J'ai tué mon père, pensa-t-elle soudainement, se surprenant elle-même. Est-ce donc cela qui me rend triste ? Je devrais plutôt m'inquiéter de cette guerre qui n'est pas aussi simple qu'elle aurait dû être. Mais bien qu'elle s'efforça de penser à ce qui était le plus important pour son empire, ses pensées la ramenèrent au moment où elle avait empoisonné Walden. Après l'avoir empoisonné, juste avant que Walden ne meurt, elle le réécoutait dire qu'elle, Oswalda Asterian, était sa fille. Elle avait été adoptée par Walden depuis qu'elle avait fuie sa vie misérable pour se présenter au palais en clamant être une Asterian. Mais ce qu'elle ignorait, c'est qu'elle était née dans ce palais, que sa mère qui était une Asterian, chose que Walden avait maintenu dans le secret, l'avait fait fuir avec une servante pour éviter d'avoir une vie dénuée de liberté dans cette cour. Elle a trahit le sang des Asterian en m'éloignant du pouvoir. Si elle n'avait pas fait cela, j'aurais été une héritière plus que légitime aux yeux de tous, je n'aurais pas eu besoin de manipuler Walden et je ne l'aurais pas tué. En tout cas je ne pense pas, finit-elle par songer. Ma mère m'a causé une enfance minable, mon père m'a caché nos filiations de sang... Mes parents n'étaient pas dignes de leur ancêtre Aracorn l'Unificateur. Malgré ça, elle ne pu s'empêcher d'éprouver de la tristesse et au fond d'elle une pointe d'horreur à l'idée d'avoir tué son père. Elle avait peur à l'idée de le voir assis en face de lui, à l'autre bout de la tablée, dans son fauteuil roulant.
-Ma fille je regrette autant que toi ce qui s'est passé entre nous, déclara-t-il en dégustant une cuisse de poulet.
-Es tu sûr que je le regrette ? Je ne pense qu'à la dignité dont devrait jouir la famille Asterian, ta famille ! Répliqua-t-elle, pincée.
Son père soupira, but une gorgée de vin avant de lui dire :
-Je ne te crois pas. Tu t'es enfermée dans ce personnage, tu t'es perdue mais une part de l'enfant que j'ai connu est toujours en toi !
-Cet enfant n'aurait pas disparu si tu ne lui avait pas caché toute sa vie que tu était mon père, pourquoi ne me l'as tu pas dit ? Lui demanda-t-elle, ses mains crispées sur sa coupe de vin, la gorge sèche.
-Votre Altesse, tout va bien ? Demanda l'un des gardes, perplexe en écoutant son Impératrice parler toute seule.
-Oui, se reprit-elle en clignant des yeux et en déglutissant.
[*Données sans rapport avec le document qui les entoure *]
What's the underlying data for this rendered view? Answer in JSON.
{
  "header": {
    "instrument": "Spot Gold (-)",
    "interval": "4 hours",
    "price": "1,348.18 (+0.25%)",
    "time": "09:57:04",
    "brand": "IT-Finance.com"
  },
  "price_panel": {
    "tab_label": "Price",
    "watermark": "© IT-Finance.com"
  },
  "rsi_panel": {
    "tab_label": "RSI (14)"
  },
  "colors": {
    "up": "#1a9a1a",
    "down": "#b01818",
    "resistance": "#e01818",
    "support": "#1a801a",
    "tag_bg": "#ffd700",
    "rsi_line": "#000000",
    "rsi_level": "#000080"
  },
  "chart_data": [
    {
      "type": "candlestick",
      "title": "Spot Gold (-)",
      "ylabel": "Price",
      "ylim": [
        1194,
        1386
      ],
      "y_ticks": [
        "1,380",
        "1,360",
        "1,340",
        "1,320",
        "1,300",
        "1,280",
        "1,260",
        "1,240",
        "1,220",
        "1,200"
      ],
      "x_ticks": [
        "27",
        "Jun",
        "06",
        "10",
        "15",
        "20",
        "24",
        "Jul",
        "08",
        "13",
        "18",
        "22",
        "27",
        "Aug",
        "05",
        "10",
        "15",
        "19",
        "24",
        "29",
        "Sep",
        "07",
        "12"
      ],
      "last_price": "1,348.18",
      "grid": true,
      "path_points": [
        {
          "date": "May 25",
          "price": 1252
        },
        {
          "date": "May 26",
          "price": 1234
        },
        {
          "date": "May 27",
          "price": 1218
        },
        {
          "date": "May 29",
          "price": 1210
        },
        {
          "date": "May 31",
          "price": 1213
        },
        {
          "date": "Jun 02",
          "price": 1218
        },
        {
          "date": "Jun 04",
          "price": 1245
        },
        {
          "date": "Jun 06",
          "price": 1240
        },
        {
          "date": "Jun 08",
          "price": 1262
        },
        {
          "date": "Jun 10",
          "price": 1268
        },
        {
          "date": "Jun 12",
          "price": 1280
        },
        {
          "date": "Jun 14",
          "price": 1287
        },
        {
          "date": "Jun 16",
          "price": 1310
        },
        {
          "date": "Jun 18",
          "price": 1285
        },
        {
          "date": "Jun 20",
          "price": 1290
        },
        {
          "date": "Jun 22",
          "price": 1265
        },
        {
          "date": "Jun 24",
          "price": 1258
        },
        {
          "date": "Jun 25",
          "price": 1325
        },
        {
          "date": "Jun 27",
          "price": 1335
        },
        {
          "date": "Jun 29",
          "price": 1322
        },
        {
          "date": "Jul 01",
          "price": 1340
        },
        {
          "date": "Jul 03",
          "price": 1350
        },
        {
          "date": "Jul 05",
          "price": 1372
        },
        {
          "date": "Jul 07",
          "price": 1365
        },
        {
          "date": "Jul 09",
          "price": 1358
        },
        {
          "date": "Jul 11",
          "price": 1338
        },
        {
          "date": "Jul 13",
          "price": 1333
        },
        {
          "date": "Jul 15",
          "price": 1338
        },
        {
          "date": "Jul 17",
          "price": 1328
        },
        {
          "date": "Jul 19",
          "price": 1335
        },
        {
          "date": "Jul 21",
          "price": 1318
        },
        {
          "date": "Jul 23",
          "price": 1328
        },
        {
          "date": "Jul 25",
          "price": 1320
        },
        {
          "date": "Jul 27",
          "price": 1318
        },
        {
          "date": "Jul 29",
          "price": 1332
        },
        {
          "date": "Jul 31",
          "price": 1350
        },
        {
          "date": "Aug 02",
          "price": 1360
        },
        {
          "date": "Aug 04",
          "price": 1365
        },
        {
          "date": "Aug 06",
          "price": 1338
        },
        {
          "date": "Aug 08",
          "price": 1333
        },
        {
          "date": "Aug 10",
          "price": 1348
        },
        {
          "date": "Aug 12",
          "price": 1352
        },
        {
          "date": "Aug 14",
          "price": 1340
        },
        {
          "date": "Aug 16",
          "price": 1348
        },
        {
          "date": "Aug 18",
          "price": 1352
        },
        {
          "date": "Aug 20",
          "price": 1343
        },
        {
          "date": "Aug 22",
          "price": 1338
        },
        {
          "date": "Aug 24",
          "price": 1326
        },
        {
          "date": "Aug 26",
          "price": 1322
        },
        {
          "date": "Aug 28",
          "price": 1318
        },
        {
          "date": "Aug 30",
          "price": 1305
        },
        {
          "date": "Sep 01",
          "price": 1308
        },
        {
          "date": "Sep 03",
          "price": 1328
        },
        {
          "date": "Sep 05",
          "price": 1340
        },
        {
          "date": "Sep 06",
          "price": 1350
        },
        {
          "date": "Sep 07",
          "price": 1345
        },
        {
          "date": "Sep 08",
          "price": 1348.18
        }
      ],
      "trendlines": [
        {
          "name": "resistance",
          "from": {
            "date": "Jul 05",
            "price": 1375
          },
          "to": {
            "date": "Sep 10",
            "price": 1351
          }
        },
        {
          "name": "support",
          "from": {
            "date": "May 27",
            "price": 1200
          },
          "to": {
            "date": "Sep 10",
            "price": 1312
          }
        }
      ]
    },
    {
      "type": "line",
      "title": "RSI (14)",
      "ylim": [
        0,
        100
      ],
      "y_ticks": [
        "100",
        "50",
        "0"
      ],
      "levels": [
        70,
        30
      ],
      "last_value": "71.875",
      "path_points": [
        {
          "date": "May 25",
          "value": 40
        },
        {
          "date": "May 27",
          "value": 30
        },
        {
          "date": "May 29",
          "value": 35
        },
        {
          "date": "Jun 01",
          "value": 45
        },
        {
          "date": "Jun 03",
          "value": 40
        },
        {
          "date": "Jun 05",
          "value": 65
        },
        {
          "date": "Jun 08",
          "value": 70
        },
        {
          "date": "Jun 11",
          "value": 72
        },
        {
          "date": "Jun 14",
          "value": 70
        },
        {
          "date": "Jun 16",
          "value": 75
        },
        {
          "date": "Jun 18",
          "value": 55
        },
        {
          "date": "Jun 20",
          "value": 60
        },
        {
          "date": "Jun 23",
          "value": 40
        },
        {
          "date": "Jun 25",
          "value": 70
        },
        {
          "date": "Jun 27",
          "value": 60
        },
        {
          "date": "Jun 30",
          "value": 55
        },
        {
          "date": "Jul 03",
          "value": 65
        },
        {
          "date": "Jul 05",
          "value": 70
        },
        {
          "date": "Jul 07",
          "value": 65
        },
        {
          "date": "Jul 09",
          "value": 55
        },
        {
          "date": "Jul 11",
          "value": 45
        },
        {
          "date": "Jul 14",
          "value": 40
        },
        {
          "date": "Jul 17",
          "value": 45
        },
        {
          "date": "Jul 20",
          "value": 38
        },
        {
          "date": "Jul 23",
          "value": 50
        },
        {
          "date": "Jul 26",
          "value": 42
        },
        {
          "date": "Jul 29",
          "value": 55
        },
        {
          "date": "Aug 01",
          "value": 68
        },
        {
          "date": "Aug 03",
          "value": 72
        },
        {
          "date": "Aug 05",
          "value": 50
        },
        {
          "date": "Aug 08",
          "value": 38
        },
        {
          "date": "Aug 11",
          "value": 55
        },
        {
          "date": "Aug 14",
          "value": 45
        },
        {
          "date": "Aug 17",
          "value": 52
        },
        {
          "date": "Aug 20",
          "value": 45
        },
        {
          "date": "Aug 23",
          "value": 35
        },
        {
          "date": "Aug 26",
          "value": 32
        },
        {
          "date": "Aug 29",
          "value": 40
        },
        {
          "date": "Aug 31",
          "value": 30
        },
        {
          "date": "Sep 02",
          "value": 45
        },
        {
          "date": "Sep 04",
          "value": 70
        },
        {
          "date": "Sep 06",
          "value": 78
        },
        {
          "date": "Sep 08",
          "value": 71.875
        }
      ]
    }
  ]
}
Tout va bien.
Le lendemain, nouveau conseil de guerre. Encore, pensa-t-elle, se surprenant une nouvelle fois. Tu as recherché le pouvoir, tu es née pour ça, assume ces responsabilités, tu veux donner raison à ta mère ? Nouvelle table. Ronde. Baignée cette fois-ci par la lumière du soleil. Elle portait fidèle à elle-même une tenue rouge couverte d'un long manteau blanc à fourrure.
-Avez-vous de nouvelles informations concernant cette guerre ? Demanda-t-elle d'un visage froid.
Hidro, son ministre de la guerre, prit la parole.
-Elles ne sont pas très bonnes, Votre Majestée...
-Contentez-vous de nous les donner, le coupa-t-elle sèchement.
Voyant l'humeur glaciale de l'Impératrice, Hidro alla droit au but.
-Il ne nous reste plus qu'une centaine de soldats à Darkatras au Nord-Est se réfugiant sur les îles de la région.
Ne voyant aucune réaction sur le visage d'Oswalda, il continua :
-L'armée de Kelton a continué son vol en bombardant Atlantiss, il ne reste plus rien.
-Ils n'ont laissé aucune troupe pour contrôler la population ? Demanda l'un des généraux.
-Je crains que vous ne m'ayez mal comprit. Il ne reste plus rien à la surface d'Atlantiss. Les fondations ont été touchées, le continent est à l'heure actuel en train de couler.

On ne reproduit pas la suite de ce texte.